File talk:OSNP PGR.png
Part of the goal is to validate the original studies' haplotype blocks on 23andMe (v3) chip, and determine replacements for the SNP's not available on that platform. When only SNP's from the original study are included, it's fairly straightforward to replicate the original haplotype blocks. With 1000 Genomes data it's possible, but requires some unbecoming statistical abuse, namely fine-tuning confidence intervals to produce matching block division. However, with full OpenSNP 23andMe (v3) dataset such a thing doesn't appear possible, using either 4 gamete rule or fine-tuned confidence intervals.
I suspect that the assumption that 23andMe has already ran quality-controls with their more complete and large dataset on the raw data is partly to blame. SNP's such as rs25531 indicate that the raw datafiles may contain SNP's without rudimentary quality controls ran on them, and many previously available SNP's have indeed been dropped by 23andMe on quality control basis. This is a problem partly because the "raw" datafiles aren't really raw data, but have a lot of quality information stripped. Filtering just on basis of call rate is also problematic because the dataset includes SNP's that haven't been reported on every kit.

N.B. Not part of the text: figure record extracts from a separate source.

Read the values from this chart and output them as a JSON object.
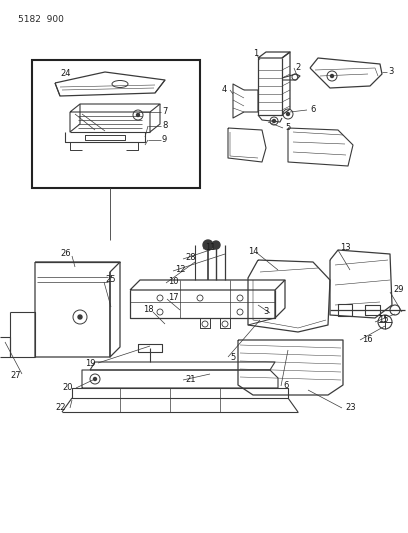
{
  "title": "5182 900",
  "bg_color": "#ffffff",
  "line_color": "#3a3a3a",
  "text_color": "#1a1a1a",
  "fig_width": 4.08,
  "fig_height": 5.33,
  "dpi": 100
}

One first idea that comes to mind would be to filter the SNP's to those included in 23andMe's current v3 raw data. Unfortunately this will also do away with a lot of information from for example v2+v3 kits which would provide useful information for phasing, so more detailed effort to identify SNP's dropped on quality control basis is probably warranted. Nevertheless there's the problem that after vcf-merge no-calls and missing genotypes are considered equal, so filtering to only SNP's tested on every kit would be most expedient now, but undesirable for eventual combination with v4 and FTDNA chips.
Another issue is related individuals, I'm trying to review the BEAGLE documentation to determine if this has much effect on BEAGLE's model, as it is simultaneously determing IBD anyway. HaploView's LD-plots are almost certainly affected by unmarked relationships. The easiest way to resolve this is probably to repeat analysis on founder population only, but it's going to be lot easier to address after quality issues are dealt with.

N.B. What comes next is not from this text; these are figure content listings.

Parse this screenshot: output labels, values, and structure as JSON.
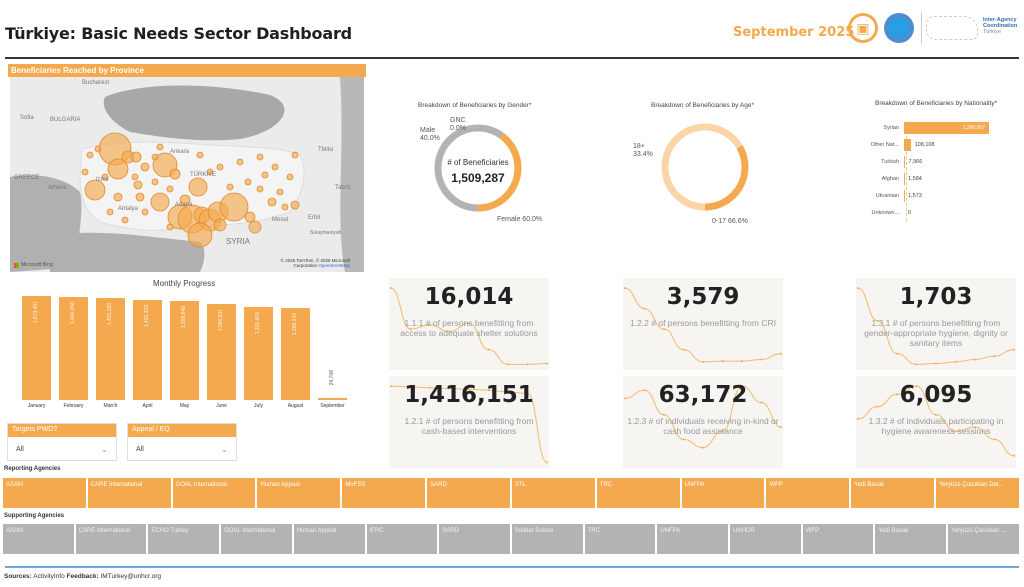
{
  "header": {
    "title": "Türkiye: Basic Needs Sector Dashboard",
    "period": "September 2025",
    "logos": {
      "sector_icon": "box-icon",
      "un_icon": "un-emblem-icon",
      "iac_text": [
        "Inter-Agency",
        "Coordination",
        "Türkiye"
      ]
    }
  },
  "map": {
    "title": "Beneficiaries Reached by Province",
    "labels": [
      "Bucharest",
      "Sofia",
      "BULGARIA",
      "GREECE",
      "Athens",
      "Izmir",
      "Ankara",
      "TÜRKIYE",
      "Antalya",
      "Adana",
      "SYRIA",
      "Mosul",
      "Erbil",
      "Tbilisi",
      "Tabriz",
      "Sulaymaniyah"
    ],
    "credit_line1": "© 2025 TomTom, © 2025 Microsoft",
    "credit_line2": "Corporation",
    "credit_link": "OpenStreetMap",
    "provider": "Microsoft Bing"
  },
  "gender": {
    "title": "Breakdown of Beneficiaries by Gender*",
    "center_label": "# of Beneficiaries",
    "center_value": "1,509,287",
    "segments": [
      {
        "label": "Male",
        "pct": "40.0%",
        "value": 40.0,
        "color": "#f5a94e"
      },
      {
        "label": "GNC",
        "pct": "0.0%",
        "value": 0.0,
        "color": "#f5a94e"
      },
      {
        "label": "Female",
        "pct": "60.0%",
        "value": 60.0,
        "color": "#b3b3b3"
      }
    ]
  },
  "age": {
    "title": "Breakdown of Beneficiaries by Age*",
    "segments": [
      {
        "label": "18+",
        "pct": "33.4%",
        "value": 33.4,
        "color": "#f5a94e"
      },
      {
        "label": "0-17",
        "pct": "66.6%",
        "value": 66.6,
        "color": "#fbd5a8"
      }
    ]
  },
  "nationality": {
    "title": "Breakdown of Beneficiaries by Nationality*",
    "rows": [
      {
        "label": "Syrian",
        "value": 1390057,
        "display": "1,390,057"
      },
      {
        "label": "Other Nat...",
        "value": 108108,
        "display": "108,108"
      },
      {
        "label": "Turkish",
        "value": 7966,
        "display": "7,966"
      },
      {
        "label": "Afghan",
        "value": 1584,
        "display": "1,584"
      },
      {
        "label": "Ukrainian",
        "value": 1573,
        "display": "1,573"
      },
      {
        "label": "Unknown...",
        "value": 0,
        "display": "0"
      }
    ]
  },
  "monthly": {
    "title": "Monthly Progress",
    "months": [
      "January",
      "February",
      "March",
      "April",
      "May",
      "June",
      "July",
      "August",
      "September"
    ],
    "values": [
      1473451,
      1466268,
      1451193,
      1420333,
      1398948,
      1366631,
      1321504,
      1298142,
      24708
    ],
    "displays": [
      "1,473,451",
      "1,466,268",
      "1,451,193",
      "1,420,333",
      "1,398,948",
      "1,366,631",
      "1,321,504",
      "1,298,142",
      "24,708"
    ]
  },
  "slicers": [
    {
      "title": "Targets PWD?",
      "value": "All"
    },
    {
      "title": "Appeal / EQ",
      "value": "All"
    }
  ],
  "kpis": [
    {
      "value": "16,014",
      "desc": "1.1.1 # of persons benefitting from access to adequate shelter solutions",
      "trend": [
        0.95,
        0.45,
        0.5,
        0.42,
        0.52,
        0.2,
        0.02,
        0.02,
        0.03
      ]
    },
    {
      "value": "3,579",
      "desc": "1.2.2 # of persons benefitting from CRI",
      "trend": [
        0.95,
        0.7,
        0.45,
        0.2,
        0.05,
        0.06,
        0.06,
        0.08,
        0.15
      ]
    },
    {
      "value": "1,703",
      "desc": "1.3.1 # of persons benefitting from gender-appropriate hygiene, dignity or sanitary items",
      "trend": [
        0.95,
        0.55,
        0.15,
        0.02,
        0.03,
        0.05,
        0.08,
        0.12,
        0.2
      ]
    },
    {
      "value": "1,416,151",
      "desc": "1.2.1 # of persons benefitting from cash-based interventions",
      "trend": [
        0.95,
        0.94,
        0.93,
        0.92,
        0.91,
        0.9,
        0.88,
        0.86,
        0.02
      ]
    },
    {
      "value": "63,172",
      "desc": "1.2.3 # of individuals receiving in-kind or cash food assistance",
      "trend": [
        0.8,
        0.9,
        0.6,
        0.3,
        0.2,
        0.4,
        0.95,
        0.75,
        0.45
      ]
    },
    {
      "value": "6,095",
      "desc": "1.3.2 # of individuals participating in hygiene awareness sessions",
      "trend": [
        0.55,
        0.7,
        0.85,
        0.95,
        0.6,
        0.4,
        0.45,
        0.3,
        0.1
      ]
    }
  ],
  "reporting_agencies": {
    "label": "Reporting Agencies",
    "items": [
      "ASAM",
      "CARE International",
      "GOAL International",
      "Human Appeal",
      "MoFSS",
      "SARD",
      "STL",
      "TRC",
      "UNFPA",
      "WFP",
      "Yedi Basak",
      "Yeryüzü Çocukları Der..."
    ]
  },
  "supporting_agencies": {
    "label": "Supporting Agencies",
    "items": [
      "ASAM",
      "CARE International",
      "ECHO Turkey",
      "GOAL International",
      "Human Appeal",
      "IFRC",
      "SARD",
      "Solidar Suisse",
      "TRC",
      "UNFPA",
      "UNHCR",
      "WFP",
      "Yedi Basak",
      "Yeryüzü Çocukları ..."
    ]
  },
  "footer": {
    "sources_label": "Sources:",
    "sources_value": "ActivityInfo",
    "feedback_label": "Feedback:",
    "feedback_value": "IMTurkey@unhcr.org"
  },
  "colors": {
    "accent": "#f5a94e",
    "accent_light": "#fbd5a8",
    "neutral": "#b3b3b3",
    "footer_line": "#6aa7d4"
  }
}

Right now the results support that the haplotype identification can be done with the tag SNP's like in the original studies, although the currently missing SNP's are going to cause some false positives. The inclusion of the whole "long haplotype" across whole four haplotype blocks does significantly reduce the false positives, though. The results also support that risk allele of rs11224561 is in a separate haplotype block from the two previously fingered causal variant SNP's, which was left as an open question in [PMID 21148628].